Weekly review 8 May 2023: What goes up must come down – right?


Market sentiment has been serene in recent weeks; even the central bank meeting week did little to disturb it. Key interest rates were raised in both Europe and the USA, but the markets are already looking towards the lowering of key interest rates.

Market sentiment has remained quite calm over the past couple of weeks. Equity markets started last week on a low note but ended it with a rally. Europe has kept its position as the best equity market year to date. Price volatility has been minor and moderated also in the fixed income markets. The VIX index, a measure of the future price volatility priced in by the markets, has fallen below 20, which is a perfectly normal level of price volatility. Since the beginning of 2022, VIX has been over 20 most of the time.

The meetings of the European and the US central banks held last week also did not deliver any major market-shaking surprises. Both central banks raised their key interest rates by one quarter-point, i.e. 0.25 percentage points.

The hike raised the range of the US central bank’s (Fed) key interest rate to 5.00–5.25 per cent. Despite the hike, the Fed softened its message somewhat, stating that it wants to look into how the measures that have already been carried out will impact the real economy, as the measures usually affect inflation with a lag of a few months. The markets interpreted this as meaning that the Fed will now pause the interest rate hikes after a long series of hikes. Nevertheless, Fed Chair Jerome Powell did not exclude the possibility of continuing the hikes if required.

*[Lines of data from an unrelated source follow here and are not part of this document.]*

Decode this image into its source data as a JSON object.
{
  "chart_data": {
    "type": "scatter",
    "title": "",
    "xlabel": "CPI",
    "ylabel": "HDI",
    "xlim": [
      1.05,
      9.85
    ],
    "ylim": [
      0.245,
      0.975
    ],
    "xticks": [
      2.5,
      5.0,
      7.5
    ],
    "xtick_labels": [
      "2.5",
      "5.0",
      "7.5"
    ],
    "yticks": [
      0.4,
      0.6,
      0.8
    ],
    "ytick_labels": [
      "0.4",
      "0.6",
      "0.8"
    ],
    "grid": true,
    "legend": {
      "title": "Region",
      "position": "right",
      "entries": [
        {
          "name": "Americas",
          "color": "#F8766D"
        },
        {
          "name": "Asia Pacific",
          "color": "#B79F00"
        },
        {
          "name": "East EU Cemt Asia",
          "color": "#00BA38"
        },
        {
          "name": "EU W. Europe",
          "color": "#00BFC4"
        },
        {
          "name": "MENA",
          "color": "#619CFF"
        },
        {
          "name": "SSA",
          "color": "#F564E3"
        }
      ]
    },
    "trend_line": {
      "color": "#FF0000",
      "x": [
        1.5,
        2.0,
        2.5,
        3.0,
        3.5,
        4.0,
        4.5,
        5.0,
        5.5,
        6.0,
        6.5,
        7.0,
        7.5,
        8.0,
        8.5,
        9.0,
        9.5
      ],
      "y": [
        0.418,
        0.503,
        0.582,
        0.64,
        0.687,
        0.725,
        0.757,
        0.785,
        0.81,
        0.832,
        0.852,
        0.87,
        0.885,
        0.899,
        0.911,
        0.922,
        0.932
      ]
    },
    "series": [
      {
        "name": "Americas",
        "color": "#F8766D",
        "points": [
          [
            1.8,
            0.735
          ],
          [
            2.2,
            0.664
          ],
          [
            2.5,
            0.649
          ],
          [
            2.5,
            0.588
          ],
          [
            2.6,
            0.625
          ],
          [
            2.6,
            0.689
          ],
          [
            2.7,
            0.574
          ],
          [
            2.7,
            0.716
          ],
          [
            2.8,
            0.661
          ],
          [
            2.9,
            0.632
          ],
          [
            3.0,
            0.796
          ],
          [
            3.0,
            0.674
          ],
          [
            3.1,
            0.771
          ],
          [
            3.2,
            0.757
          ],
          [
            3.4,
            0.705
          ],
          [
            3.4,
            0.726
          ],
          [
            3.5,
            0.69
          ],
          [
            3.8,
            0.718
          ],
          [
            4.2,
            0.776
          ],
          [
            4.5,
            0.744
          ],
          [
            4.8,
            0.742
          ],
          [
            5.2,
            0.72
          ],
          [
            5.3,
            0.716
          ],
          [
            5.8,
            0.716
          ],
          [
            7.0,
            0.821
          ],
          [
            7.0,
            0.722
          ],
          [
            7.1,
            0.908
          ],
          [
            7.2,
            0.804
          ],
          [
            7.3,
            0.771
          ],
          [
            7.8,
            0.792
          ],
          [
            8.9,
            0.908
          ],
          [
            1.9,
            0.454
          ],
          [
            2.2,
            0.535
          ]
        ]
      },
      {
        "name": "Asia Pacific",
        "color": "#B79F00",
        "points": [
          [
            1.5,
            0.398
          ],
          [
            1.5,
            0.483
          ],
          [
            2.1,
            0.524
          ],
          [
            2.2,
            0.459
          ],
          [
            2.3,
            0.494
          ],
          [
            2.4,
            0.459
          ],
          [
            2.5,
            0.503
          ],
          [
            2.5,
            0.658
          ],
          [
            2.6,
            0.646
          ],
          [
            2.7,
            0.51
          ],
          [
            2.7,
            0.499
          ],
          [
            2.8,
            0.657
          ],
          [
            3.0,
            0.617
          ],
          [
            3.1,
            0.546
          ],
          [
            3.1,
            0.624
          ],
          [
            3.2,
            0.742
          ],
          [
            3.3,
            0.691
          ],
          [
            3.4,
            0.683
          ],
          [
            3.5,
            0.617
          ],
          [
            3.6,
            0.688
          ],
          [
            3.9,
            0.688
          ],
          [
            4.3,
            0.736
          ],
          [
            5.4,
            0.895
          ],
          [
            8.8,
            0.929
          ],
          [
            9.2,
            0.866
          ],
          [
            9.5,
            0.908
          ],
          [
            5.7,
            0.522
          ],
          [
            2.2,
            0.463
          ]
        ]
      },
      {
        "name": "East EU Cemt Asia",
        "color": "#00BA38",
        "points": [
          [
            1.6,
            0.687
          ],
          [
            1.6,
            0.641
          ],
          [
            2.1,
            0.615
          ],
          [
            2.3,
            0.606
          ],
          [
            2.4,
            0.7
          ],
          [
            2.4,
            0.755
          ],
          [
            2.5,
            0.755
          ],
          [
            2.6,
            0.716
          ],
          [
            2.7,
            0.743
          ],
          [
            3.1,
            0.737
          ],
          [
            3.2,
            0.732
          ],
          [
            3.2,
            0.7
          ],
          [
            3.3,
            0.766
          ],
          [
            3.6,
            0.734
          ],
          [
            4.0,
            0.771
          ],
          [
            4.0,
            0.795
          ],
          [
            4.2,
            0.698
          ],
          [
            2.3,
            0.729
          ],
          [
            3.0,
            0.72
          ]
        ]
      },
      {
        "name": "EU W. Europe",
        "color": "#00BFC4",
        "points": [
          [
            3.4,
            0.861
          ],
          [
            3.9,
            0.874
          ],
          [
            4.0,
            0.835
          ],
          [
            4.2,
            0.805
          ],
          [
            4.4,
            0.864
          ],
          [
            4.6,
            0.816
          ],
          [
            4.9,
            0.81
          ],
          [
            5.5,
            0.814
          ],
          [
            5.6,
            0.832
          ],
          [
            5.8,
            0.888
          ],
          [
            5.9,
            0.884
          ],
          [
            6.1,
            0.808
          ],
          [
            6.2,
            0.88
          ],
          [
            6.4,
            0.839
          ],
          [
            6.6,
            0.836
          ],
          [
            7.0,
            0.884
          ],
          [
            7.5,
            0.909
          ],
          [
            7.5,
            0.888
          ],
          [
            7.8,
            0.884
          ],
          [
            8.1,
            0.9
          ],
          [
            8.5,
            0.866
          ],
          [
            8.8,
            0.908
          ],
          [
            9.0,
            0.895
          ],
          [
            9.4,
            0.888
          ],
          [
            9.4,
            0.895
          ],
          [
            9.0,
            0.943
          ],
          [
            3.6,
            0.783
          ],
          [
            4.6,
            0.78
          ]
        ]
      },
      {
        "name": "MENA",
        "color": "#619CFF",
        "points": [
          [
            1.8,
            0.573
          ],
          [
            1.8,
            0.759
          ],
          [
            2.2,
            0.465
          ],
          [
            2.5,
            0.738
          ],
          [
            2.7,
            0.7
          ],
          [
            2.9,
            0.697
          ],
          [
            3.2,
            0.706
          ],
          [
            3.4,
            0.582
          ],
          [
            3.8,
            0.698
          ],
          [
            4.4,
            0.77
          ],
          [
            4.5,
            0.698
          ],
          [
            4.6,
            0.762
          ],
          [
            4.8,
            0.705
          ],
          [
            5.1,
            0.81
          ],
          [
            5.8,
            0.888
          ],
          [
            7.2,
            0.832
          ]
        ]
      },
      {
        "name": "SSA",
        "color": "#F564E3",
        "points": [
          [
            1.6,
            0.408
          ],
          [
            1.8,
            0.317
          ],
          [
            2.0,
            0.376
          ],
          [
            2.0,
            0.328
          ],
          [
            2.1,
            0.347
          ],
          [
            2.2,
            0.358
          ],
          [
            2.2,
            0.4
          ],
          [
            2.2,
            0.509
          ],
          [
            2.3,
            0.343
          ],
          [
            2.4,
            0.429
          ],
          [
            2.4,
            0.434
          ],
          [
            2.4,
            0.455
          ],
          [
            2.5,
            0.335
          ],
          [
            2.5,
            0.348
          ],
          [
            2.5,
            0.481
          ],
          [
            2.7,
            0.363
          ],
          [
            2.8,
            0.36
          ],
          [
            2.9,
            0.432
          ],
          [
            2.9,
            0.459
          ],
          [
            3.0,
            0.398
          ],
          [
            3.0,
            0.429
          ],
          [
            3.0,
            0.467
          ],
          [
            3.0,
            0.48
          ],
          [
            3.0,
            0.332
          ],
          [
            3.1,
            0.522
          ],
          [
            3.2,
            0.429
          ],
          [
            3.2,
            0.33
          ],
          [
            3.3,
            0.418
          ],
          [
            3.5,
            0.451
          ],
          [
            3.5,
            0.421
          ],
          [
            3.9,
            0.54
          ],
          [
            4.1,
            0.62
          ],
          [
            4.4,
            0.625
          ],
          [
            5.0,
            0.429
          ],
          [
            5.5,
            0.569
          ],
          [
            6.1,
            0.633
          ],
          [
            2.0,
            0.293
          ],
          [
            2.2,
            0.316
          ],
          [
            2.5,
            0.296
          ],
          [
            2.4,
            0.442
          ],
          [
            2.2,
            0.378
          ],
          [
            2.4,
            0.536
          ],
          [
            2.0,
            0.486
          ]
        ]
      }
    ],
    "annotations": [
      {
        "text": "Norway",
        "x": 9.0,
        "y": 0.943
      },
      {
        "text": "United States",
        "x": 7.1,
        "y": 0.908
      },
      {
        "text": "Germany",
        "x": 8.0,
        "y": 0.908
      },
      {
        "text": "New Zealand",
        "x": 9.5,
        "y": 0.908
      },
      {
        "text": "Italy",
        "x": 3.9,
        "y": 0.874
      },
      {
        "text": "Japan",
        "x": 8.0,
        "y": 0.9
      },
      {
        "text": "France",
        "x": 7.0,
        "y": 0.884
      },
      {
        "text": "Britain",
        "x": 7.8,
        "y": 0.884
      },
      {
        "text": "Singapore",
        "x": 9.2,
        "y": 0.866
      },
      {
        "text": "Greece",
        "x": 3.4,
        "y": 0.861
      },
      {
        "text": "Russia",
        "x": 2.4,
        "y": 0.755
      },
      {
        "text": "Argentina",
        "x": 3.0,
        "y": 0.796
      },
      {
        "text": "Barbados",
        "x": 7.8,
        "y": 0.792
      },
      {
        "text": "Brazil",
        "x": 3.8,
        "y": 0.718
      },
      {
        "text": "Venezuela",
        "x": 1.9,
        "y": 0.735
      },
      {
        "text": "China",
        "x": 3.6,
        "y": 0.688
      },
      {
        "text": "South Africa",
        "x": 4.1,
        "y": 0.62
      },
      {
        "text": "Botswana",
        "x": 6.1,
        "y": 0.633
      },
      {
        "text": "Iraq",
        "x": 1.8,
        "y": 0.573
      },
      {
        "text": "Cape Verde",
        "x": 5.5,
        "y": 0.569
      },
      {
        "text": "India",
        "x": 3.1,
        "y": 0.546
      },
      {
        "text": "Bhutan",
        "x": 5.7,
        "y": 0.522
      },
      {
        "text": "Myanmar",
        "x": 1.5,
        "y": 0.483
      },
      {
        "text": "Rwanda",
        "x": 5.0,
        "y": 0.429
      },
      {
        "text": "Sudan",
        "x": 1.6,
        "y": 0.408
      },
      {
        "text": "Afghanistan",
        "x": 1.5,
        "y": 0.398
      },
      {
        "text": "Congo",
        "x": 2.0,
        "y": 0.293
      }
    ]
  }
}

Market pricing is still one step ahead of central bank communications: the first interest rate cut is expected to take place at the September meeting, and the central bank is expected to lower its key interest rate by three quarter-points (i.e. 0.75 percentage points) by the end of the year. However, the central bank’s communications do not make any reference to interest rate cuts.

Timewise, the European Central Bank (ECB) has been lagging somewhat behind the Fed in the fight against inflation. That said, the ECB also slowed down its interest rate hikes last week, only raising its key interest rate by one quarter-point. The interest rate on the main refinancing operations (i.e. the interest rate at which banks can borrow money from the central bank) is now 3.75 per cent, and the rate on the deposit facility (i.e. the deposit rate that the central bank pays to banks on their deposits) is 3.25 per cent.

Beforehand, the ECB was anticipated to carry out a hike of one or two quarter-points. The final decision in favour of a hike of one quarter-point was seen to suggest that the interest rates would peak faster than was expected earlier. The markets are pricing in further hikes of 1–2 quarter-points for summer.

In the press conference, Christine Lagarde, the President of the ECB, stressed that the hikes will continue as core inflation persists. However, the ECB finds itself between a rock and a hard place: core inflation is showing no signs of easing, but according to the latest data, bank lending has decreased more than expected, which increases risks of economic activity stalling.

The disclosure of the US April inflation figures this week will provide more information on the impact of the central banks’ measures on inflation. Inflation is expected to have remained at +5.0 per cent year-on-year and core inflation to have moderated to 5.5 per cent (5.6 per cent in March). This week will also see the publication of the latest European inflation figures from, among other countries, Germany, France and Spain.

Earnings season outperforming expectations

The second half of the earnings season is underway on both sides of the Atlantic. Companies’ earnings were stronger than expected in the USA and clearly stronger in Europe.

In the USA, around 85 per cent of companies have now reported their Q1 earnings. Of these, some 70 per cent – a typical proportion – exceeded expectations. Average net sales growth was +4 per cent, but the inflation illusion should be factored in when considering the results: month-on-month inflation in the first quarter was 5–6.5 per cent, which means that in real terms, net sales contracted on average. Earnings contracted by -3 per cent. Among sectors, the transport and logistics sector has been strong, as well as (large) banks and the oil service sector. The figures for the consumer sector are driven up by Amazon’s good earnings. Earnings growth in the raw materials sector is dwindling.

In Europe, two thirds of companies have outperformed expectations, with around 60% of companies having reported their earnings so far. These companies have posted earnings growth of +17 per cent and net sales growth of +6 per cent on average. Performance has been strong especially in technology companies and the financials sector. Banks have recorded solid earnings while earnings in the raw materials sector are dwindling in Europe too. Weak growth has also been observed in the consumer discretionary and services sectors.

Earnings forecasts are now being revised up following the better-than-expected earnings season.